Bouncy castles in Spain

issue 03 March 2007

Hugh Thomas is widely known as the author of scholarly blockbusters 1,000 pages long. He now excels in what he calls an intermezzo, a learned and lively book of 192 pages, full of good things including splendid pen portraits of worthies: of Choiseul, the easygoing foreign minister of France; of King Charles III of Spain, rising at dawn to spend the day shooting game and going to bed early after a frugal dinner. It concerns the visit to Spain in 1764 of Pierre Augustin Caron, later to be known, the result of assiduous social climbing, as de Beaumarchais.

Beaumarchais’ father was a famous Parisian watchmaker in an age when possession of a fine pocket watch, a technological breakthrough, was for a nobleman as necessary an indication of status as fine clothes and a wig. His father’s clients were rich French and Spanish aristocrats. Beaumarchais used this connection to further his social ambitions. Like most successful social climbers he was a charmer who had picked up his techniques as the only son in a family of women. He was the James Bond of his day without Bond’s taste for violence: a wild success with women, a risk-taker and gambler who bankrupted at cards the unfortunate Russian ambassador to Spain.

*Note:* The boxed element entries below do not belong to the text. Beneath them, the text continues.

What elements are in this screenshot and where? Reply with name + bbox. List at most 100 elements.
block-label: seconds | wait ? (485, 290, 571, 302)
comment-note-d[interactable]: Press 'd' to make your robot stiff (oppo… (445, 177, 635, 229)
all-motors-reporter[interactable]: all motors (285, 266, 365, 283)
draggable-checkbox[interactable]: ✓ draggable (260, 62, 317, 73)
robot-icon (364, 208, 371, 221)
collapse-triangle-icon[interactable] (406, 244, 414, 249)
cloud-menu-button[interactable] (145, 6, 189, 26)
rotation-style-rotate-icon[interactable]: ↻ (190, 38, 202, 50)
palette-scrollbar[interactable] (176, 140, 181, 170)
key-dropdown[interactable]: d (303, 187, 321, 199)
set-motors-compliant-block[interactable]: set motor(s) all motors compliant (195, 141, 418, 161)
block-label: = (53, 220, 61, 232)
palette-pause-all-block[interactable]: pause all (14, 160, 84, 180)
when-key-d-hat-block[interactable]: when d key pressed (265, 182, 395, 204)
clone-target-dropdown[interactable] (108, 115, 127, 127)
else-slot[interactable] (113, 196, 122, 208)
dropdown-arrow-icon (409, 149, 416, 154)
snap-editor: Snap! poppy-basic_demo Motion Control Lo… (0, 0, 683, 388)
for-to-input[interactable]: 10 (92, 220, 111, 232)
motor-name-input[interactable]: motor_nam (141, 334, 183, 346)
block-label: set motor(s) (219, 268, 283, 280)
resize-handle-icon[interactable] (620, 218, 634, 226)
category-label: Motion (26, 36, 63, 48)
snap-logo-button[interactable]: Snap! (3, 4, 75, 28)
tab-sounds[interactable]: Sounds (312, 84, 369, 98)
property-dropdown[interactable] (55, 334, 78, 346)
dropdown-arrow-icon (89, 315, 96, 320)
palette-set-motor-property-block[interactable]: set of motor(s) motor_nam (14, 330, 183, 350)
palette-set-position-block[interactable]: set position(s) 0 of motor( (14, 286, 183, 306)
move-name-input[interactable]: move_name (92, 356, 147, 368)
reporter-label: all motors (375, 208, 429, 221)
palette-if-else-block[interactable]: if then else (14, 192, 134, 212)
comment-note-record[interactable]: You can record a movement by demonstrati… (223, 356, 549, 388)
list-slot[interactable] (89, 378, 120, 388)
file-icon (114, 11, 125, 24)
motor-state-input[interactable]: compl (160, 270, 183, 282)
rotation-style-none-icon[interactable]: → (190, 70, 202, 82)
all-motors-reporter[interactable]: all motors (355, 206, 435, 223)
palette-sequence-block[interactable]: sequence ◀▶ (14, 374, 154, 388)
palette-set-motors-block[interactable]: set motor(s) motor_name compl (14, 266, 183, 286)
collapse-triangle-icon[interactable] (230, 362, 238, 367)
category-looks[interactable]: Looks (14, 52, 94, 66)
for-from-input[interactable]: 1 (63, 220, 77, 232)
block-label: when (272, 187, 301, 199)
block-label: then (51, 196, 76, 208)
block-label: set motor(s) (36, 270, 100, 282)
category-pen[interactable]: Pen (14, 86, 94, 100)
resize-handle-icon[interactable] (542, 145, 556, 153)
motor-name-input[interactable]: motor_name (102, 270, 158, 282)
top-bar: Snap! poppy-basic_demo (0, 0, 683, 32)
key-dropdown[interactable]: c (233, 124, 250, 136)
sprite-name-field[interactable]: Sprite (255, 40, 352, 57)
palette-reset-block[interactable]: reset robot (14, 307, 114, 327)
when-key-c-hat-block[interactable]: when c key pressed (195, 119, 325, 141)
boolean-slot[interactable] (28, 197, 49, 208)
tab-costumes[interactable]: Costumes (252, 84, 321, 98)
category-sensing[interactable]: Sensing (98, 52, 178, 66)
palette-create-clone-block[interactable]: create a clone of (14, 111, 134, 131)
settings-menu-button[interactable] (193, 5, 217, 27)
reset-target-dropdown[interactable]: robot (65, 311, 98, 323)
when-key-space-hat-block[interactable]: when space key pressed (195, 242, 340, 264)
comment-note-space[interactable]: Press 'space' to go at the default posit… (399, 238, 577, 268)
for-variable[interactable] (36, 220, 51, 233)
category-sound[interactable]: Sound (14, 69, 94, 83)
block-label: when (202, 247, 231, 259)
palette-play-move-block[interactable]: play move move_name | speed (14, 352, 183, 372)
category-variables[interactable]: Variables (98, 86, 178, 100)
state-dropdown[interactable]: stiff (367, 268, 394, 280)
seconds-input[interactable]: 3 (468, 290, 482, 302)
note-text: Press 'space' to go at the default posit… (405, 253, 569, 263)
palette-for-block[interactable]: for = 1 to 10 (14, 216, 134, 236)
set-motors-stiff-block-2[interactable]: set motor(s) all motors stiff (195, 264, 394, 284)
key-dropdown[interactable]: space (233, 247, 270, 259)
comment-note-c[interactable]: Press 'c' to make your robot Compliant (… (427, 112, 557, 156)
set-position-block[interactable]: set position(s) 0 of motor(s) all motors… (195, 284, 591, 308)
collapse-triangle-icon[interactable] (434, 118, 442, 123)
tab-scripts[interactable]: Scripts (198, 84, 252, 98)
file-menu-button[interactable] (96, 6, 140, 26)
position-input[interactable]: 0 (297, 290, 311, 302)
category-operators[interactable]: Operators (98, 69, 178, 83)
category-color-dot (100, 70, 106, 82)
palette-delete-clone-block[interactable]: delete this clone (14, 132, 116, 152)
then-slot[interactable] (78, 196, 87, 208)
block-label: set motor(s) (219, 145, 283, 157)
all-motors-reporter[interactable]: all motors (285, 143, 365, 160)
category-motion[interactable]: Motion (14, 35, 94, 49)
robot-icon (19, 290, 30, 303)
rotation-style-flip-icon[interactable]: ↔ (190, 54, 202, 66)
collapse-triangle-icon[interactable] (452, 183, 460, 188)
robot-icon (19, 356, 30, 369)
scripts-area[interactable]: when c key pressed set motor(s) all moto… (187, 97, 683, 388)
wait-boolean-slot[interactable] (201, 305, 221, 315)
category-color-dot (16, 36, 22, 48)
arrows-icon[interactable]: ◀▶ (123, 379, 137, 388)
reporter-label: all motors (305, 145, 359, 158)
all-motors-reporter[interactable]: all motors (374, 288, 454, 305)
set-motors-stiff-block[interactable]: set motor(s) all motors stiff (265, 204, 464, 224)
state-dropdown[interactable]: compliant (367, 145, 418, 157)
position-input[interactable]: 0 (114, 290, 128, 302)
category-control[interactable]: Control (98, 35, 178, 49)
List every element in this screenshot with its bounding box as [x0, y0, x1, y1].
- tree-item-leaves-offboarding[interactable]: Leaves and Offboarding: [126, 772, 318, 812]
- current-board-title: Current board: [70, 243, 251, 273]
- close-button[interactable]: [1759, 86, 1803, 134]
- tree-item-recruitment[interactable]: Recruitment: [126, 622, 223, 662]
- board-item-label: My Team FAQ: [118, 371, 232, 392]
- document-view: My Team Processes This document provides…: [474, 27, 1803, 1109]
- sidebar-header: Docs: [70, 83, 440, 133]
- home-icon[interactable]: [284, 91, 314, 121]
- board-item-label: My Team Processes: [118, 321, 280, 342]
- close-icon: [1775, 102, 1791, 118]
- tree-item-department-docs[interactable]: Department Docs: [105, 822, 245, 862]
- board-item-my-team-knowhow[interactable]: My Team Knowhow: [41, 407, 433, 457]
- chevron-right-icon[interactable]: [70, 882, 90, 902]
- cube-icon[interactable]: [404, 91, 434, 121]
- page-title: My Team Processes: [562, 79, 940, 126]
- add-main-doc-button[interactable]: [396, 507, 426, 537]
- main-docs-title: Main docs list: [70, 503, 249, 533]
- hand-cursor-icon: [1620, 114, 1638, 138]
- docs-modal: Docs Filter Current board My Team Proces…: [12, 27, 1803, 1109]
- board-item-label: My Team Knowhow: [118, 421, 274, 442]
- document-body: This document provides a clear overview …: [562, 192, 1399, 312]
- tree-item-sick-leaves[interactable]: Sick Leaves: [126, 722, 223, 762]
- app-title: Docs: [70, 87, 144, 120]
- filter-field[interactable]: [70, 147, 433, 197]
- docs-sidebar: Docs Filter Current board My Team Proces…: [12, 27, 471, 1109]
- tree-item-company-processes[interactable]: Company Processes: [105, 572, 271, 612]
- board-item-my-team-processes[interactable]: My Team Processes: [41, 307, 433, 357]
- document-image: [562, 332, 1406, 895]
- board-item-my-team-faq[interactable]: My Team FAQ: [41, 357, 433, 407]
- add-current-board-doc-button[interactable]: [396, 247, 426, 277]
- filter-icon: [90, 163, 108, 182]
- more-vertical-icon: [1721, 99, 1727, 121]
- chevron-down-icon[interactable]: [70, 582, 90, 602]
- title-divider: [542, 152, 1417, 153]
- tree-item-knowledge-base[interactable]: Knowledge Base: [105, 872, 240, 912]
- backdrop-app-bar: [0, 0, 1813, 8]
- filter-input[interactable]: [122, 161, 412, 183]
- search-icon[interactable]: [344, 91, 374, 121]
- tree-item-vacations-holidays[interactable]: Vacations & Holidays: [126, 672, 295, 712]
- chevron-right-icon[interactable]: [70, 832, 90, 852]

Seeing that he was doing splendidly in smart Parisian circles, why, Thomas asks, did he bother to go to Spain? Ostensibly his mission, as he put it, and we have only his account, was to recover the honour of his sister Lisette, who lived in Madrid, after she had been jilted at the altar by José Clavijo. Clavijo was an intelligent and enlightened journalist, founder of a periodical modelled on The Spectator, a man who otherwise would have been a friend of Beaumarchais.